Does the premise of this proposal, that most spamlinks are in unpatrolled revisions, seem sound? I think this might work well especially if a beefed-up autopromote scheme (e.g. one that doesn't count edits outside of content namespaces toward one's edit count) were to be implemented; https://www.mediawiki.org/wiki/Extension:EnhancedAutopromote could be revised to make that possible. Also, perhaps this could be used in conjunction with $wgNoFollowNsExceptions to apply nofollow to non-content namespaces, since spammy links in userspace and so on might have a greater tendency to go unreverted.

I think there should be a configuration setting to disable this feature if wiki system administrators want to just apply nofollow or dofollow to ALL external links (as per the status quo) depending on the value of $wgNoFollowLinks.

Also, I guess if they've set $wgUseRCPatrol to false, then this feature should automatically disable itself.

(In reply to comment #3)

Also, I guess if they've set $wgUseRCPatrol to false, then this feature
should
automatically disable itself.

Yes; and sysadmins would be interested in this only if their wiki has a strict definition of what's patrollable which matches the assumptions here. Patrolling however would cause reparsing, no idea what consequences this has.

I doubt the impact of reparsing on performance would be all that major (depending on what you consider major), since typically most users' edits autopatrol anyway. The anons and newbies' edits have usually been a relatively small proportion of the edits on the wikis I've seen. Comparing https://en.wikipedia.org/w/api.php?action=query&list=logevents&letype=patrol&lelimit=500 to https://en.wikipedia.org/w/api.php?action=query&list=recentchanges&rctype=edit&rclimit=500 , if you let the following variables be thus:
*A: Timestamp of most recent patrol event
*B: Timestamp of 500th most recent patrol event
*C: Timestamp of most recent edit
*D: Timestamp of 500th most recent edit

A - B = E
C - D = F

E / F ~ 16. So in other words, patrol activity is about 1/16th as heavy as editing activity. Hmm, would that be a dealbreaker for WMF to do that much reparsing?

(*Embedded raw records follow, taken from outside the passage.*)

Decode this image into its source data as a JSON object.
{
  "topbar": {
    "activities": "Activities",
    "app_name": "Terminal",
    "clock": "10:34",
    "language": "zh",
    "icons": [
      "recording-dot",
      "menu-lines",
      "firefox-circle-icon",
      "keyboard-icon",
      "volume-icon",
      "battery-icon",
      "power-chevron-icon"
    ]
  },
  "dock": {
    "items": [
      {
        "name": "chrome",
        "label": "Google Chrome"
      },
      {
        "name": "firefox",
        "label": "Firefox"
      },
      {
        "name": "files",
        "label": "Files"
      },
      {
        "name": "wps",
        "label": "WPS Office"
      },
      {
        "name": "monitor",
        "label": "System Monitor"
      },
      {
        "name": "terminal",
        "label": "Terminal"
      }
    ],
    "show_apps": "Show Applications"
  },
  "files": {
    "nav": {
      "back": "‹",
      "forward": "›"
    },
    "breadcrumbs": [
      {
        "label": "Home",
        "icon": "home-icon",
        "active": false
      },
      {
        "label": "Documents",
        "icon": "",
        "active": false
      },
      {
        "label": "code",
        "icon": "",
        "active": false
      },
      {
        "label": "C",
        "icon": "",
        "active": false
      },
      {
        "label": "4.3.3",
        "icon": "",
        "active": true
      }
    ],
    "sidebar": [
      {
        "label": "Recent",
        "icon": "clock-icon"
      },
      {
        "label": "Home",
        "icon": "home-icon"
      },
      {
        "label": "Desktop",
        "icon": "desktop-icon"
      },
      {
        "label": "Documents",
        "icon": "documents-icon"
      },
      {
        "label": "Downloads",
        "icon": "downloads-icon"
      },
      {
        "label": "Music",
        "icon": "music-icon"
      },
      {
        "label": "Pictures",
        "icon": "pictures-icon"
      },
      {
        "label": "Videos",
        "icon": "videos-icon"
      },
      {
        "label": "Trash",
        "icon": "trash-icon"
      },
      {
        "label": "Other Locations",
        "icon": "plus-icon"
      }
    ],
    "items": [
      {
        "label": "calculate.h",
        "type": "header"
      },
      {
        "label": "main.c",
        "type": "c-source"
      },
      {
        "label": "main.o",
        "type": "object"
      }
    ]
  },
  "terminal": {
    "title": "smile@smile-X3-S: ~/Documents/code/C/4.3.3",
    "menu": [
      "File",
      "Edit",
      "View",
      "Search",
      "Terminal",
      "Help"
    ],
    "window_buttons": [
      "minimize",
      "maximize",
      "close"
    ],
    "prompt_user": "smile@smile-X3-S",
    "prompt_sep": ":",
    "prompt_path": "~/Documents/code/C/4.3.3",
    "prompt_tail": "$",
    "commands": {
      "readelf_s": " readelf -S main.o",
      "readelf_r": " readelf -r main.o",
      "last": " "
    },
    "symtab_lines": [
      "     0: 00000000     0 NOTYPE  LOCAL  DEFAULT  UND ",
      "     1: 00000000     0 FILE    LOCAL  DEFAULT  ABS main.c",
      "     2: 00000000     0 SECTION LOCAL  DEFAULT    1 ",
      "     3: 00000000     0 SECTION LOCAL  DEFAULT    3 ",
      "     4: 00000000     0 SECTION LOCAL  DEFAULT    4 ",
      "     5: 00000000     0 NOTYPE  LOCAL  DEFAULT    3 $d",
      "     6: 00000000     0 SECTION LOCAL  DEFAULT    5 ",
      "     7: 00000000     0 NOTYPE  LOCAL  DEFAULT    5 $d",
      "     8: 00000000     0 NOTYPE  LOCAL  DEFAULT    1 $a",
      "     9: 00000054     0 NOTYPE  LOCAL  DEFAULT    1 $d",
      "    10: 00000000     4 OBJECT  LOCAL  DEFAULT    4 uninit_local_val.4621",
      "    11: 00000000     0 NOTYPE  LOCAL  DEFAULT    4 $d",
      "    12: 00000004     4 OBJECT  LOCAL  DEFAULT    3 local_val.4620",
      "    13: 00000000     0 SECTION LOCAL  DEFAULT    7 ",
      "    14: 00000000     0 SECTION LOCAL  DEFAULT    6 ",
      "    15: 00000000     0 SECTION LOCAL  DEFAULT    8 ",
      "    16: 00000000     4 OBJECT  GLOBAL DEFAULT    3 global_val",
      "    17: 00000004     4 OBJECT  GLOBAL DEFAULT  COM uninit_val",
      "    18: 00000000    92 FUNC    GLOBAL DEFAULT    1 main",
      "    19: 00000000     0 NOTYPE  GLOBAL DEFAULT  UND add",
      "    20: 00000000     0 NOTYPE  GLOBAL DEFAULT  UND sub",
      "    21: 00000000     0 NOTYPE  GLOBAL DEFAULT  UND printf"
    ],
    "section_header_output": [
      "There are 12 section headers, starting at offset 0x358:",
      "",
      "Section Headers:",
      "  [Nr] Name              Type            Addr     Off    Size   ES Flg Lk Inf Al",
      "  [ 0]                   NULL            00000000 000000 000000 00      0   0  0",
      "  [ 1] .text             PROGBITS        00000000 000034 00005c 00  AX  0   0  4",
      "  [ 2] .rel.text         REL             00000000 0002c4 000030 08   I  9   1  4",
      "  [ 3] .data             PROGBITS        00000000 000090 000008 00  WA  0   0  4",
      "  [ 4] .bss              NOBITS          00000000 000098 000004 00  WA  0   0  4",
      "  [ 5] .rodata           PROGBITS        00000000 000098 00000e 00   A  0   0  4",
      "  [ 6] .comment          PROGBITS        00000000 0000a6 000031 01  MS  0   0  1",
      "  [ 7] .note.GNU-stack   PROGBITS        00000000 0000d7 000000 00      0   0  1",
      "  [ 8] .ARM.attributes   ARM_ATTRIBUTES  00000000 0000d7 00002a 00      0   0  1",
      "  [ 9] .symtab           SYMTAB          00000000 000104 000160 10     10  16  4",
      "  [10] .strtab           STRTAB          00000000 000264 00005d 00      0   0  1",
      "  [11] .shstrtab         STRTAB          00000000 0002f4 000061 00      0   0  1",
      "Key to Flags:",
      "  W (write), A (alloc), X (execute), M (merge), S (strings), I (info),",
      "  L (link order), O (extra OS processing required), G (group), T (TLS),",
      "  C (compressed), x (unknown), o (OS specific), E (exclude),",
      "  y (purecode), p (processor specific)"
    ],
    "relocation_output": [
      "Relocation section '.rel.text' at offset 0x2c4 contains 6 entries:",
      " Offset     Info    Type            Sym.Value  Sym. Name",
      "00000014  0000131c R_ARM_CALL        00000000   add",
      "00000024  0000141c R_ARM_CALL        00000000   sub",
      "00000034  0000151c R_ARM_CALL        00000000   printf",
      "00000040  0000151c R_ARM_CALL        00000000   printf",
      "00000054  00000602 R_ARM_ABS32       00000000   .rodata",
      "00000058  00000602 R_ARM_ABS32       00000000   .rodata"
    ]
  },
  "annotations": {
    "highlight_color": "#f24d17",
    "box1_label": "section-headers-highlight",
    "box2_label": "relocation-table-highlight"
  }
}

On the other hand, wouldn't patrol actions only require reparsing if the anon/newbie added a new external link? I can do an analysis to find out how often that occurs, if the information would be helpful.

(In reply to comment #4)

Yes; and sysadmins would be interested in this only if their wiki has a
strict
definition of what's patrollable which matches the assumptions here.

We could add a hook that lets extensions implement other methods for designating external links as patrolled.

A downside to using this option is that good external links wouldn't have the nofollow applied until patrolled. I suspect that big sites like Wikipedia will reject this option because they'll worry about stealth spammers marking spammy external links as patrolled (whether by autopatrol or as part of a tag team that includes a patroller). I suspect that small sites with little or no spam will prefer to just keep $wgNoFollowLinks set to false, since that allows them to reap any advantages of dofollow as quickly as possible (i.e. without waiting for pages to be patrolled). https://www.mediawiki.org/wiki/Manual:Costs_and_benefits_of_using_nofollow I dunno if any mid-sized sites would want this option; if so, please post a comment, so that can be taken into consideration in deciding whether it's worth the effort of implementing. Thanks.

Aklapper changed the subtype of this task from "Task" to "Feature Request".Feb 4 2022, 11:14 AM
Aklapper removed subscribers: Kosikfl, leucosticte.